Teropongistana.com Jakarta – Polemik kenaikan Pajak Bumi dan Bangunan Perkotaan dan Perdesaan (PBB-P2) hingga 250 persen di Kabupaten Pati, Jawa Tengah, menuai banyak perbincangan publik. Kebijakan serupa juga ditemukan di sejumlah daerah lain seperti Cirebon, Jombang, Bone, hingga Banyuwangi.
Direktur Eksekutif Political and Public Policy Studies (P3S) Jerry Massie menilai lonjakan pajak tersebut mencerminkan buruknya tata kelola pemerintahan, bahkan sampai pada level pusat.
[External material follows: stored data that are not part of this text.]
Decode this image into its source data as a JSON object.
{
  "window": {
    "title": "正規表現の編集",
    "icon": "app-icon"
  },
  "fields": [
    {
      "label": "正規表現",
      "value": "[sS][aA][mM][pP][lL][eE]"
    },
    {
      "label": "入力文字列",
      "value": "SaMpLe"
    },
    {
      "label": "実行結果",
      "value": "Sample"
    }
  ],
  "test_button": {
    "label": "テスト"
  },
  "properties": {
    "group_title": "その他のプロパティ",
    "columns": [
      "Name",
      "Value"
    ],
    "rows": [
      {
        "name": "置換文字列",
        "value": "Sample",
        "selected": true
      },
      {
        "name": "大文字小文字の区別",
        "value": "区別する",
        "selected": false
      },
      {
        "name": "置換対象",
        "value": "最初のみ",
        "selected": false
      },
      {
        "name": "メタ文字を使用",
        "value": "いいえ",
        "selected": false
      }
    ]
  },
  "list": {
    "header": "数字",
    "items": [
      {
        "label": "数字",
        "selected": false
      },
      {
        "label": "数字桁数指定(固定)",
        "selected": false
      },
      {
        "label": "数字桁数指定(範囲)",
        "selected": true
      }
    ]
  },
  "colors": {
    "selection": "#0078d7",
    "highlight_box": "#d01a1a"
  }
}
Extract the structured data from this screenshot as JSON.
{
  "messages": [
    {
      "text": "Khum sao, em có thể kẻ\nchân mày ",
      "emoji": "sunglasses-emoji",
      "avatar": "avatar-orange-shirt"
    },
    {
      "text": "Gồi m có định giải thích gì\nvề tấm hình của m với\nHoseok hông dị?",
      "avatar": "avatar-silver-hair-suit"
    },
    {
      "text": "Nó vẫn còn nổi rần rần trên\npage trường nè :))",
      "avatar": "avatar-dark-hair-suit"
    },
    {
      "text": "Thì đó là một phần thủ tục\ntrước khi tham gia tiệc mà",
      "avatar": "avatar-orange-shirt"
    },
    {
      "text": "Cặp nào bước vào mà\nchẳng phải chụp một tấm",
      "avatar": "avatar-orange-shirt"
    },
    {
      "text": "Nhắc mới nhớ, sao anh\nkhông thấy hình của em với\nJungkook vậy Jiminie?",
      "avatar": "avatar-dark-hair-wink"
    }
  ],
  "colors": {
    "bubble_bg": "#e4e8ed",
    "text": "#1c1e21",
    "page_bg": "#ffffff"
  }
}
Ia menilai Menteri Keuangan Sri Mulyani gagal mengantisipasi fenomena kenaikan pajak daerah yang memberatkan rakyat.
“Sejak era rezim Jokowi, sistem pemerintahan sudah rusak dan menyebar ke daerah-daerah. Banyak kepala daerah tidak melihat kesusahan rakyatnya. Pati menaikkan PBB 250%, Jombang 300%, Banyuwangi 200%. Mereka tidak mengacu ke UU Perpajakan yang ada,” kata Jerry di Jakarta, Kamis (23/8/2025).
Jerry menegaskan, kenaikan PBB lebih dari 100 persen jelas melampaui batas yang diamanatkan undang-undang. Wajar jika masyarakat Pati bergejolak.
“Harusnya dilihat dulu pendapatan dan pekerjaan masyarakat, lalu dibuat klasifikasi—apakah kaya, menengah, atau miskin. Jangan asal naikkan. Pemda seharusnya berkomunikasi dulu dengan pemerintah pusat,” jelasnya.
Lebih lanjut, Jerry mengingatkan bahwa lonjakan PBB di atas 200 persen bisa memicu keresahan sosial dan dianggap sebagai “pemalakan liar” oleh kepala daerah.
“Kalau naiknya 10–20 persen masih bisa ditoleransi. Tapi di atas 200 persen itu sudah ada yang salah. Ini berarti kepala daerah tidak pro rakyat,” ujarnya.
Jerry juga menyoroti lemahnya pengawasan pemerintah pusat, terutama Kementerian Keuangan. Menurutnya, Sri Mulyani patut dipertanyakan kapasitasnya karena kecolongan dalam mengendalikan kebijakan pajak daerah.
“Psikologi dan mental kepala daerah perlu dicek. Jangan sampai kejadian di Pati terulang di daerah lain. Kalau pemimpin otaknya kosong, hanya bikin aturan yang menyengsarakan rakyat, itu tanda gagalnya sistem pemerintahan,” pungkasnya.